How Raja had blatantly favoured Swan was evident from a rather unusual deal struck between that company and the state-owned BSNL. This “intra-circle roaming deal”, signed between the two companies on September 13, 2008, was literally silent when it came to money. According to the MoU, Swan could use spectrum, communication towers and the entire network of BSNL free of cost. Though the BSNL management suggested charging 52 paise per call, this clause was mysteriously absent in the MoU. BSNL was forced to sign this deal just 10 days before the sale of Swan’s shares to Etisalat. It helped swell Swan’s coffers without the company investing a single rupee.BSNL had never entered into an “intra-circle roaming deal” with any operator till then. When controversy broke out, BSNL Chairman and Managing Director Kuldeep Goyal sought to quell the trouble by coining a new word for it — a “Limited MoU”!

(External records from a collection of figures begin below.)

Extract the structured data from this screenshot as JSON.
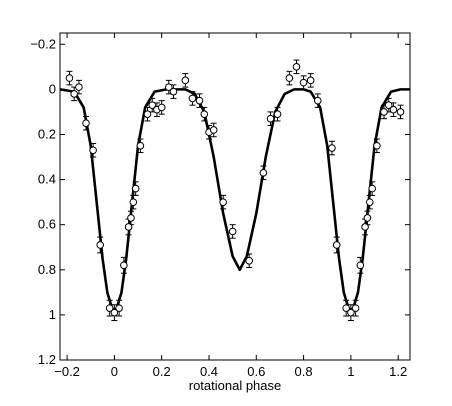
{
  "chart_data": {
    "type": "scatter",
    "title": "",
    "xlabel": "rotational phase",
    "ylabel": "",
    "xlim": [
      -0.23,
      1.25
    ],
    "ylim": [
      1.2,
      -0.25
    ],
    "y_inverted": true,
    "grid": false,
    "x_ticks": [
      -0.2,
      0,
      0.2,
      0.4,
      0.6,
      0.8,
      1,
      1.2
    ],
    "x_tick_labels": [
      "−0.2",
      "0",
      "0.2",
      "0.4",
      "0.6",
      "0.8",
      "1",
      "1.2"
    ],
    "y_ticks": [
      -0.2,
      0,
      0.2,
      0.4,
      0.6,
      0.8,
      1,
      1.2
    ],
    "y_tick_labels": [
      "−0.2",
      "0",
      "0.2",
      "0.4",
      "0.6",
      "0.8",
      "1",
      "1.2"
    ],
    "series": [
      {
        "style": "points-with-errorbars",
        "marker": "open-circle",
        "points": [
          {
            "x": -0.19,
            "y": -0.05,
            "err": 0.03
          },
          {
            "x": -0.17,
            "y": 0.02,
            "err": 0.03
          },
          {
            "x": -0.15,
            "y": -0.01,
            "err": 0.03
          },
          {
            "x": -0.12,
            "y": 0.15,
            "err": 0.03
          },
          {
            "x": -0.09,
            "y": 0.27,
            "err": 0.03
          },
          {
            "x": -0.06,
            "y": 0.69,
            "err": 0.035
          },
          {
            "x": -0.02,
            "y": 0.97,
            "err": 0.035
          },
          {
            "x": 0.0,
            "y": 0.99,
            "err": 0.035
          },
          {
            "x": 0.02,
            "y": 0.97,
            "err": 0.035
          },
          {
            "x": 0.04,
            "y": 0.78,
            "err": 0.035
          },
          {
            "x": 0.06,
            "y": 0.61,
            "err": 0.035
          },
          {
            "x": 0.07,
            "y": 0.57,
            "err": 0.03
          },
          {
            "x": 0.08,
            "y": 0.5,
            "err": 0.03
          },
          {
            "x": 0.09,
            "y": 0.44,
            "err": 0.03
          },
          {
            "x": 0.11,
            "y": 0.25,
            "err": 0.03
          },
          {
            "x": 0.14,
            "y": 0.11,
            "err": 0.03
          },
          {
            "x": 0.16,
            "y": 0.07,
            "err": 0.03
          },
          {
            "x": 0.18,
            "y": 0.09,
            "err": 0.03
          },
          {
            "x": 0.2,
            "y": 0.08,
            "err": 0.03
          },
          {
            "x": 0.23,
            "y": -0.01,
            "err": 0.03
          },
          {
            "x": 0.25,
            "y": 0.01,
            "err": 0.03
          },
          {
            "x": 0.3,
            "y": -0.04,
            "err": 0.03
          },
          {
            "x": 0.33,
            "y": 0.04,
            "err": 0.03
          },
          {
            "x": 0.36,
            "y": 0.05,
            "err": 0.03
          },
          {
            "x": 0.38,
            "y": 0.11,
            "err": 0.03
          },
          {
            "x": 0.4,
            "y": 0.19,
            "err": 0.03
          },
          {
            "x": 0.42,
            "y": 0.18,
            "err": 0.03
          },
          {
            "x": 0.46,
            "y": 0.5,
            "err": 0.03
          },
          {
            "x": 0.5,
            "y": 0.63,
            "err": 0.03
          },
          {
            "x": 0.57,
            "y": 0.76,
            "err": 0.03
          },
          {
            "x": 0.63,
            "y": 0.37,
            "err": 0.03
          },
          {
            "x": 0.66,
            "y": 0.13,
            "err": 0.03
          },
          {
            "x": 0.69,
            "y": 0.11,
            "err": 0.03
          },
          {
            "x": 0.74,
            "y": -0.05,
            "err": 0.03
          },
          {
            "x": 0.77,
            "y": -0.1,
            "err": 0.03
          },
          {
            "x": 0.8,
            "y": -0.03,
            "err": 0.03
          },
          {
            "x": 0.83,
            "y": -0.04,
            "err": 0.03
          },
          {
            "x": 0.86,
            "y": 0.05,
            "err": 0.03
          },
          {
            "x": 0.92,
            "y": 0.26,
            "err": 0.03
          },
          {
            "x": 0.94,
            "y": 0.69,
            "err": 0.035
          },
          {
            "x": 0.98,
            "y": 0.97,
            "err": 0.035
          },
          {
            "x": 1.0,
            "y": 0.99,
            "err": 0.035
          },
          {
            "x": 1.02,
            "y": 0.97,
            "err": 0.035
          },
          {
            "x": 1.04,
            "y": 0.78,
            "err": 0.035
          },
          {
            "x": 1.06,
            "y": 0.61,
            "err": 0.035
          },
          {
            "x": 1.07,
            "y": 0.57,
            "err": 0.03
          },
          {
            "x": 1.08,
            "y": 0.5,
            "err": 0.03
          },
          {
            "x": 1.09,
            "y": 0.44,
            "err": 0.03
          },
          {
            "x": 1.11,
            "y": 0.25,
            "err": 0.03
          },
          {
            "x": 1.14,
            "y": 0.1,
            "err": 0.03
          },
          {
            "x": 1.16,
            "y": 0.07,
            "err": 0.03
          },
          {
            "x": 1.18,
            "y": 0.09,
            "err": 0.03
          },
          {
            "x": 1.21,
            "y": 0.1,
            "err": 0.03
          }
        ]
      },
      {
        "style": "line",
        "color": "#000000",
        "points": [
          [
            -0.23,
            0.0
          ],
          [
            -0.17,
            0.01
          ],
          [
            -0.13,
            0.08
          ],
          [
            -0.1,
            0.25
          ],
          [
            -0.07,
            0.55
          ],
          [
            -0.05,
            0.75
          ],
          [
            -0.03,
            0.9
          ],
          [
            -0.01,
            0.97
          ],
          [
            0.0,
            0.98
          ],
          [
            0.01,
            0.97
          ],
          [
            0.03,
            0.9
          ],
          [
            0.05,
            0.75
          ],
          [
            0.07,
            0.55
          ],
          [
            0.1,
            0.25
          ],
          [
            0.13,
            0.08
          ],
          [
            0.17,
            0.01
          ],
          [
            0.22,
            0.0
          ],
          [
            0.3,
            0.0
          ],
          [
            0.34,
            0.02
          ],
          [
            0.38,
            0.1
          ],
          [
            0.42,
            0.3
          ],
          [
            0.46,
            0.55
          ],
          [
            0.5,
            0.74
          ],
          [
            0.53,
            0.8
          ],
          [
            0.56,
            0.74
          ],
          [
            0.6,
            0.55
          ],
          [
            0.64,
            0.3
          ],
          [
            0.68,
            0.1
          ],
          [
            0.72,
            0.02
          ],
          [
            0.76,
            0.0
          ],
          [
            0.8,
            0.0
          ],
          [
            0.83,
            0.01
          ],
          [
            0.87,
            0.08
          ],
          [
            0.9,
            0.25
          ],
          [
            0.93,
            0.55
          ],
          [
            0.95,
            0.75
          ],
          [
            0.97,
            0.9
          ],
          [
            0.99,
            0.97
          ],
          [
            1.0,
            0.98
          ],
          [
            1.01,
            0.97
          ],
          [
            1.03,
            0.9
          ],
          [
            1.05,
            0.75
          ],
          [
            1.07,
            0.55
          ],
          [
            1.1,
            0.25
          ],
          [
            1.13,
            0.08
          ],
          [
            1.17,
            0.01
          ],
          [
            1.21,
            0.0
          ],
          [
            1.25,
            0.0
          ]
        ]
      }
    ]
  }
}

Meanwhile, Raja shunted out all senior officials in BSNL and the Wireless Planning Co-ordination (WPC) wing of the Telecom Department who objected to the deal. Top telecom officials alerted the Prime Minister, but nothing came out of it. Even a Congress MP, Dharam Pal Sabharwal, wrote to Manmohan Singh in November 2008, but with no result. Another letter written to the Prime Minister by CPI(M) Politburo member Sitaram Yechury in February 2008 clearly warned of a “scam in the offing” when more than 575 real estate companies and stock broking firms approached the Telecom Ministry for spectrum licences. All this while, Raja kept insisting that he had the approval of the Prime Minister.

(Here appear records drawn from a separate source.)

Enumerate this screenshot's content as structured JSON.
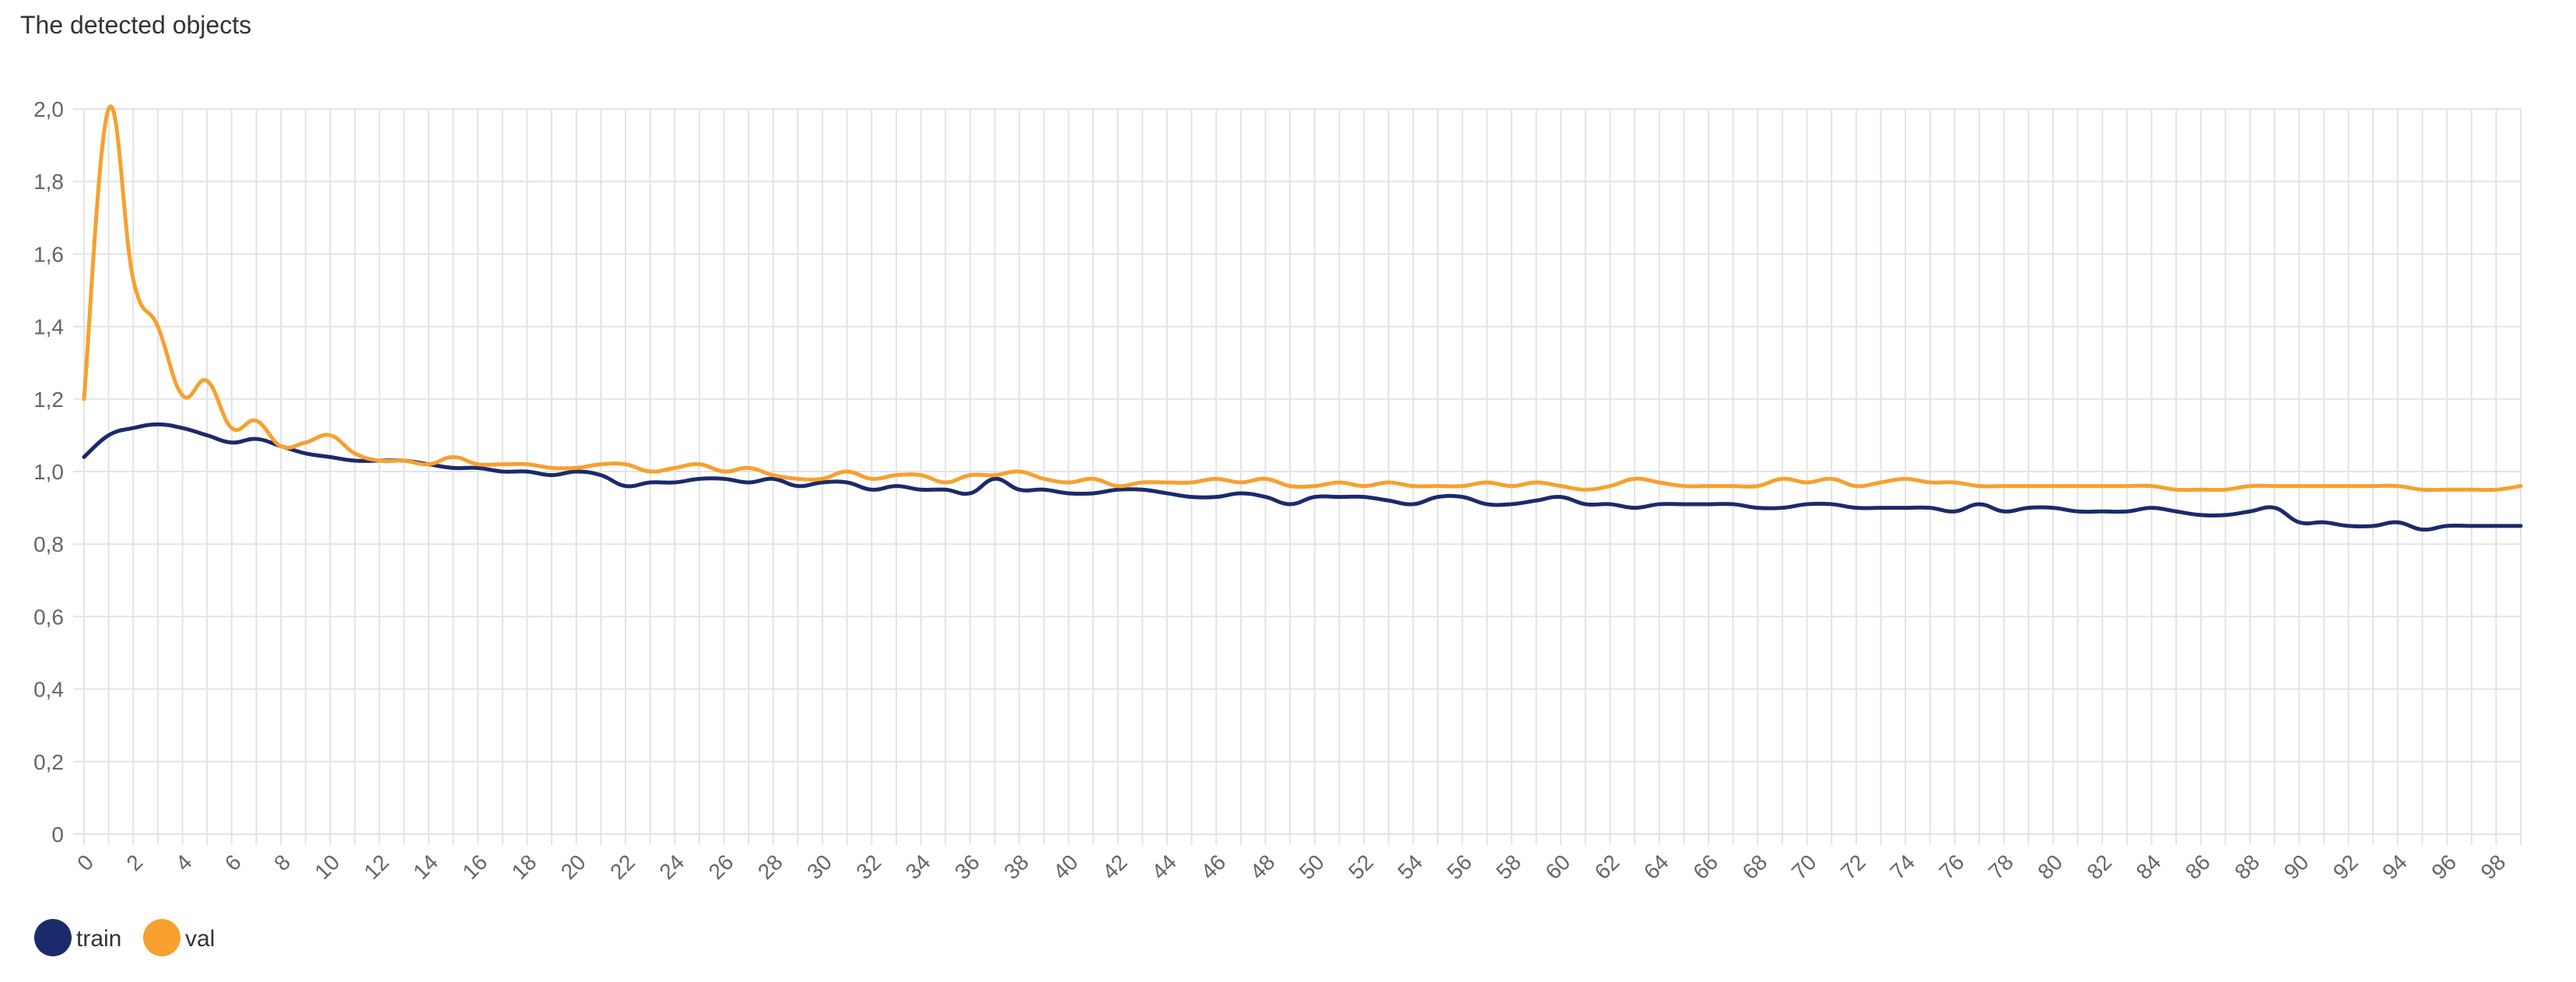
{
  "chart_data": {
    "type": "line",
    "title": "The detected objects",
    "xlabel": "",
    "ylabel": "",
    "x": [
      0,
      1,
      2,
      3,
      4,
      5,
      6,
      7,
      8,
      9,
      10,
      11,
      12,
      13,
      14,
      15,
      16,
      17,
      18,
      19,
      20,
      21,
      22,
      23,
      24,
      25,
      26,
      27,
      28,
      29,
      30,
      31,
      32,
      33,
      34,
      35,
      36,
      37,
      38,
      39,
      40,
      41,
      42,
      43,
      44,
      45,
      46,
      47,
      48,
      49,
      50,
      51,
      52,
      53,
      54,
      55,
      56,
      57,
      58,
      59,
      60,
      61,
      62,
      63,
      64,
      65,
      66,
      67,
      68,
      69,
      70,
      71,
      72,
      73,
      74,
      75,
      76,
      77,
      78,
      79,
      80,
      81,
      82,
      83,
      84,
      85,
      86,
      87,
      88,
      89,
      90,
      91,
      92,
      93,
      94,
      95,
      96,
      97,
      98,
      99
    ],
    "x_tick_labels": [
      "0",
      "2",
      "4",
      "6",
      "8",
      "10",
      "12",
      "14",
      "16",
      "18",
      "20",
      "22",
      "24",
      "26",
      "28",
      "30",
      "32",
      "34",
      "36",
      "38",
      "40",
      "42",
      "44",
      "46",
      "48",
      "50",
      "52",
      "54",
      "56",
      "58",
      "60",
      "62",
      "64",
      "66",
      "68",
      "70",
      "72",
      "74",
      "76",
      "78",
      "80",
      "82",
      "84",
      "86",
      "88",
      "90",
      "92",
      "94",
      "96",
      "98"
    ],
    "y_tick_labels": [
      "0",
      "0,2",
      "0,4",
      "0,6",
      "0,8",
      "1,0",
      "1,2",
      "1,4",
      "1,6",
      "1,8",
      "2,0"
    ],
    "ylim": [
      0,
      2.0
    ],
    "grid": true,
    "legend_position": "bottom-left",
    "series": [
      {
        "name": "train",
        "color": "#1b2a6b",
        "values": [
          1.04,
          1.1,
          1.12,
          1.13,
          1.12,
          1.1,
          1.08,
          1.09,
          1.07,
          1.05,
          1.04,
          1.03,
          1.03,
          1.03,
          1.02,
          1.01,
          1.01,
          1.0,
          1.0,
          0.99,
          1.0,
          0.99,
          0.96,
          0.97,
          0.97,
          0.98,
          0.98,
          0.97,
          0.98,
          0.96,
          0.97,
          0.97,
          0.95,
          0.96,
          0.95,
          0.95,
          0.94,
          0.98,
          0.95,
          0.95,
          0.94,
          0.94,
          0.95,
          0.95,
          0.94,
          0.93,
          0.93,
          0.94,
          0.93,
          0.91,
          0.93,
          0.93,
          0.93,
          0.92,
          0.91,
          0.93,
          0.93,
          0.91,
          0.91,
          0.92,
          0.93,
          0.91,
          0.91,
          0.9,
          0.91,
          0.91,
          0.91,
          0.91,
          0.9,
          0.9,
          0.91,
          0.91,
          0.9,
          0.9,
          0.9,
          0.9,
          0.89,
          0.91,
          0.89,
          0.9,
          0.9,
          0.89,
          0.89,
          0.89,
          0.9,
          0.89,
          0.88,
          0.88,
          0.89,
          0.9,
          0.86,
          0.86,
          0.85,
          0.85,
          0.86,
          0.84,
          0.85,
          0.85,
          0.85,
          0.85
        ]
      },
      {
        "name": "val",
        "color": "#f7a030",
        "values": [
          1.2,
          2.0,
          1.53,
          1.4,
          1.21,
          1.25,
          1.12,
          1.14,
          1.07,
          1.08,
          1.1,
          1.05,
          1.03,
          1.03,
          1.02,
          1.04,
          1.02,
          1.02,
          1.02,
          1.01,
          1.01,
          1.02,
          1.02,
          1.0,
          1.01,
          1.02,
          1.0,
          1.01,
          0.99,
          0.98,
          0.98,
          1.0,
          0.98,
          0.99,
          0.99,
          0.97,
          0.99,
          0.99,
          1.0,
          0.98,
          0.97,
          0.98,
          0.96,
          0.97,
          0.97,
          0.97,
          0.98,
          0.97,
          0.98,
          0.96,
          0.96,
          0.97,
          0.96,
          0.97,
          0.96,
          0.96,
          0.96,
          0.97,
          0.96,
          0.97,
          0.96,
          0.95,
          0.96,
          0.98,
          0.97,
          0.96,
          0.96,
          0.96,
          0.96,
          0.98,
          0.97,
          0.98,
          0.96,
          0.97,
          0.98,
          0.97,
          0.97,
          0.96,
          0.96,
          0.96,
          0.96,
          0.96,
          0.96,
          0.96,
          0.96,
          0.95,
          0.95,
          0.95,
          0.96,
          0.96,
          0.96,
          0.96,
          0.96,
          0.96,
          0.96,
          0.95,
          0.95,
          0.95,
          0.95,
          0.96
        ]
      }
    ]
  }
}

The Telecom Minister even blatantly lied in Parliament when he said his decisions on 2G spectrum allocation were never objected to by TRAI or the Finance Ministry.The unreformed Raja was also eager to allot 3G (Third Generation) spectrum before the end of his tenure. His attempts, however, came to naught after the Government decided to refer the 3G auction to a Group of Ministers. Earlier scheduled for January 16, the date was changed to January 30 and has now been deferred indefinitely after the intervention of the Cabinet Secretary, who suggested a “thorough study” into the process.

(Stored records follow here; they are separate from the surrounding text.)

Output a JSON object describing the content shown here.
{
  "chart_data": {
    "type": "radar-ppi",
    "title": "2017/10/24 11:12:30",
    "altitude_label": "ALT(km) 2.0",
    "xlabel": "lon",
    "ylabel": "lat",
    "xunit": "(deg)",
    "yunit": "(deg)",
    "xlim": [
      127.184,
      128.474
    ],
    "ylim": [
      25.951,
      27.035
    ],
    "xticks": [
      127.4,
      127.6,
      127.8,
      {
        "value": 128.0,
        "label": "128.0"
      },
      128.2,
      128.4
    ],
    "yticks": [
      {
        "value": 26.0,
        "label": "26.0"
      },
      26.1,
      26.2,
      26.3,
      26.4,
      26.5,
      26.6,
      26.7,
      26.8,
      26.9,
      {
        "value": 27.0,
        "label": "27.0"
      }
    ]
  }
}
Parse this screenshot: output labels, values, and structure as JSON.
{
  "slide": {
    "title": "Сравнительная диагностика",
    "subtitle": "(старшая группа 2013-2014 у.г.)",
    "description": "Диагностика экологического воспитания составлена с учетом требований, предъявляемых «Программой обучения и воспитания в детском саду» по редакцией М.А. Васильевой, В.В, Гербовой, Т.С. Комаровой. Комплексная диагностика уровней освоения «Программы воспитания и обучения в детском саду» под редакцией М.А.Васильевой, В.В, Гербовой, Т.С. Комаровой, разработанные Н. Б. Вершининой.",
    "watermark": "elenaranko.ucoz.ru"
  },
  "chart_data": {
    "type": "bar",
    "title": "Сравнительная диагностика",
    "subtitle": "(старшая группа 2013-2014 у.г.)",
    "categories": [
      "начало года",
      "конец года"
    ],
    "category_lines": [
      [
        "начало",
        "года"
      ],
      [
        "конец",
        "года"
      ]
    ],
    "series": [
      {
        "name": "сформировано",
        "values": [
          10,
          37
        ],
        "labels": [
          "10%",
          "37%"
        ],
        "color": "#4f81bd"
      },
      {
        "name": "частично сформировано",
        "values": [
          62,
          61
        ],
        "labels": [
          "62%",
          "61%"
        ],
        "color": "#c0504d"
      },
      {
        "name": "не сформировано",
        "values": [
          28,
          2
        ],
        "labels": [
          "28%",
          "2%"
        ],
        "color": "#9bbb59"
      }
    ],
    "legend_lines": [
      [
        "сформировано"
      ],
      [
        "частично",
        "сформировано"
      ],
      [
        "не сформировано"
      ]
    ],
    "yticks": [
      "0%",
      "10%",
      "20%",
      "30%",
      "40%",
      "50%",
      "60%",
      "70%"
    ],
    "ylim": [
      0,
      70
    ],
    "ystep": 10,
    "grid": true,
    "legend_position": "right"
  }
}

Current developments however suggest that the auction may not take place during the tenure of this Government. The question that arises now is, who authorised Raja to announce the auction dates in advance, before getting a Cabinet clearance?Although he was aware of Raja’s corrupt ways, it was perhaps the compulsions of coalition politics that kept Prime Minister Manmohan Singh away from stepping in and setting things right. For, observers believe, every time he summoned Raja, Raja’s party chief Karunanidhi landed in Delhi and dashed off to the Congress leadership, asking it to keep the Prime Minister quiet. This is perhaps what happened on December 4, 2008 when Karunanidhi landed in Delhi with a multi-party delegation to raise the issue of the ‘plight’ of Sri Lankan Tamils. The delegation met the Prime Minister at 10 am. An hour later, the DMK chief met Sonia Gandhi along with his daughter Kanimozhi — this time separately. Even his close confidant, Union Minister TR Baalu, was asked to leave after the photo session. After the meeting, Karunanidhi held a Press conference where he said he had discussed the Sri Lankan issue with the Prime Minister and Sonia Gandhi. Sceptic Tamil leaders, however, wonder why were not allowed to participate in the talks with Sonia Gandhi when they were all present in the meeting with the Prime Minister. Many of them believe that Karunanidhi had in fact asked for Sonia Gandhi’s ‘help’ in sharing the burden of the spectrum scam during that meeting.